On Nov. 10, 2014, in Whitman v. United States, 135 S. Ct. 352, 354 (2014) (Scalia, J., respecting the denial of certiorari), a criminal insider trading case that the Supreme Court declined to hear, the late Justice Antonin Scalia, joined by Justice Clarence Thomas, issued a statement that the court in an appropriate future case may want to reconsider the doctrine of giving deference to an administrative agency like the SEC construing a statute with civil and criminal sanctions.4 The Scalia and Thomas Whitman statement also reaffirmed the principle that it is a legislative, not a judicial or administrative, function to define conduct as criminal. A judicial ruling invalidating the insider trading doctrine on constitutional or even statutory grounds may be all that Congress needs to pass a statute.
1. LOUIS LOSS & JOEL SELIGMAN, SECURITIES REGULATION 3485 (3d ed. 1991) (quoted in Carlyle H. Dauenhauer, “Justice in Equity: Newman and Egalitarian Reconciliation for Insider-Trading Theory,” 12 RUTGERS BUS. L. REV. 41, 84 n. 132.

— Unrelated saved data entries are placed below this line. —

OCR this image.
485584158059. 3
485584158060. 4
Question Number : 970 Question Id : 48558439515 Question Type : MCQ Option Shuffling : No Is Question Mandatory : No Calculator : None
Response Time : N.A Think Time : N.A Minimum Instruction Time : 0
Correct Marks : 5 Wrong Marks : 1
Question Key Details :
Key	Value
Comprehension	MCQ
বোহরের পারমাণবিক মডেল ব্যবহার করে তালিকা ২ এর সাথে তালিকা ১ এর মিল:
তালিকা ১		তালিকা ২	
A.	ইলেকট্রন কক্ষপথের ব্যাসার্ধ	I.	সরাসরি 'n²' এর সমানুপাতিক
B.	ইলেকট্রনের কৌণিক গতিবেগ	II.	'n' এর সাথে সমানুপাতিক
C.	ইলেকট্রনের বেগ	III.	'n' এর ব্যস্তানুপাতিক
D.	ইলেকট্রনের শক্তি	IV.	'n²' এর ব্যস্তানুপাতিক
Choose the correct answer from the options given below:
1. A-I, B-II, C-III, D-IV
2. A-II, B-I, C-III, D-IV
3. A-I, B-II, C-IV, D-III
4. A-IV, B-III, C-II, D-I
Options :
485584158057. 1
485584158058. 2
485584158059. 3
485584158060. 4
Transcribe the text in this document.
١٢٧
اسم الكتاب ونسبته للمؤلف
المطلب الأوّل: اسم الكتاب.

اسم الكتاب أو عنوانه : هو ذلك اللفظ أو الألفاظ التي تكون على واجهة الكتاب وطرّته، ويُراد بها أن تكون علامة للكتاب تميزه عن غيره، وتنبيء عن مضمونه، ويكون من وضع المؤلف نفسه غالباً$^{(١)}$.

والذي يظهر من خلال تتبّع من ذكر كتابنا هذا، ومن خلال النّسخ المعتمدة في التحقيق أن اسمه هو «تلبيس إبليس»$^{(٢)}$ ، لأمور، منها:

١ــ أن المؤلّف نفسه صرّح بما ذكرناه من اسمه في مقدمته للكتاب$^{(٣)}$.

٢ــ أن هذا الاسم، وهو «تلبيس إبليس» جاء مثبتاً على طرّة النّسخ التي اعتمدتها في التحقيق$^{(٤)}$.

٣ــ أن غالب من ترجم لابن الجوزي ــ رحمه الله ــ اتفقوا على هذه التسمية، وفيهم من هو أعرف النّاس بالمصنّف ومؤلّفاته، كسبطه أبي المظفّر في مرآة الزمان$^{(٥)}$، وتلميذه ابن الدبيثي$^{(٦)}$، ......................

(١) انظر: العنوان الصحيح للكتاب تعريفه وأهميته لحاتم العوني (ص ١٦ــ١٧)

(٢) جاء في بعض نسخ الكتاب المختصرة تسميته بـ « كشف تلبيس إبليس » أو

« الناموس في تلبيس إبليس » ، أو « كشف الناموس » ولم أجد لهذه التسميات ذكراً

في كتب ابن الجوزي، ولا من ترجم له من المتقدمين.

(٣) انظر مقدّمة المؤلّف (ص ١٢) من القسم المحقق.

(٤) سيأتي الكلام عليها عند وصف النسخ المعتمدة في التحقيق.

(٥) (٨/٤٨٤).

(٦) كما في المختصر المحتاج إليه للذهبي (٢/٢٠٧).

2. There is some disagreement about whether the personal-benefit element, announced in “classical” theory insider cases, also applies in “misappropriation” cases, the second (and more often utilized) of the two theories used for insider trading cases. See United States v. Bray, 853 F.3d 18, 24 n. 4 (1st Cir. 2017). Associate Justice David H. Souter (Ret.) participated in the decision of this case.
3. The Court of Appeals in Bray concluded that “[w]e need not determine, for instance, how ‘close’ a tipper-tippee relationship must be before a jury can infer a gift-based personal benefit.” Id. at 26. Insider trading criminal doctrine also requires proof of the tippee’s knowledge of the benefit to the tipper. Although that issue was not implicated in Salman, it too is likely to be fertile ground for future litigation in insider criminal cases. What exactly must be proven as the tippee’s knowledge of the benefit to obtain a conviction?